Aus meiner Sicht hat die Milchwirtschaft zurzeit mit mehreren Problemen zu kämpfen. Ich beginne gleich mal mit der – in Anführungsstrichen – großen Politik. Seit dem Ukraine- konflikt und den sich anschließenden gegenseitigen Wirtschaftssanktionen ist auch ein Teil des bisherigen Absatzmarktes für die Milchwirtschaft in unserem Lande weggebrochen. Das kann man überall nachlesen. Dazu kommen noch die geringeren Importe für Milchprodukte in China, denn China ist sehr bemüht, eine eigene Produktions- und Veredlungskapazität aufzubauen. Das führt zu einem höheren Angebot an Milch und Milchprodukten auf dem europäischen und unserem einheimischen Markt, und da wir nicht in einem Land der Glückseligen leben, sondern in der Marktwirtschaft, erzeugt das erheblichen Druck auf die Preise und damit auf die Erlöse für Milch.

Die Molkereien in ihrer gegenwärtigen Konzentration haben eine andere Marktmacht als der einzelne Milchbauer.
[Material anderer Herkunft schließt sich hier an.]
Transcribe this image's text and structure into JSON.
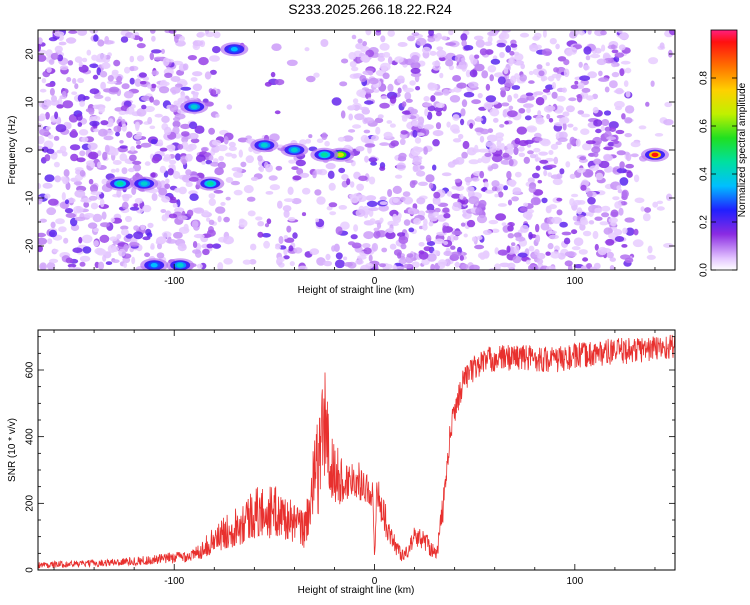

Das kann man beklagen, aber das ist eine absolute Tatsache. Wer etwas anderes will, muss grundlegende Änderungen an dem System der Marktwirtschaft vornehmen. Den Willen dazu kann ich nicht entdecken. Erzeugerzusammenschlüsse, auch das habe ich an dieser Stelle schon öfter einmal zum Ausdruck gebracht, können da sicher hilfreich sein, um die Marktmacht der Erzeuger gegenüber den Molkereien zu stärken.

Einen ebenso gravierenden Einfluss auf die Situation, vielleicht sogar den größten hat aus meiner Sicht der Einzelhandel. Hier konzentriert sich die Macht insbesondere bei den wenigen großen Vier bis Fünf. Ich glaube, die Namen muss ich an dieser Stelle nicht nennen, Sie kennen sie alle. Diese liefern sich im Kampf um die Kunden einen Preiskampf, der mit einem Preisdiktat über die Molkereien direkt an die Milchbauern weitergegeben wird. Auch das ist Kapitalismus und das ist Marktwirtschaft pur. Wenn es zukünftig nicht gelingt, die Macht des Einzelhandels zu beschränken, wird es sehr schwer, etwas zu ändern. Allerdings konstatiere ich, dass der Konzentrationsprozess, sprich die Entstehung von immer größeren Konzernen, weitergeht. Ich denke da nur an die kürzlich vor dem Bundeskartellamt gescheiterten Übernahmepläne von Kaiser‘s Tengelmann durch EDEKA.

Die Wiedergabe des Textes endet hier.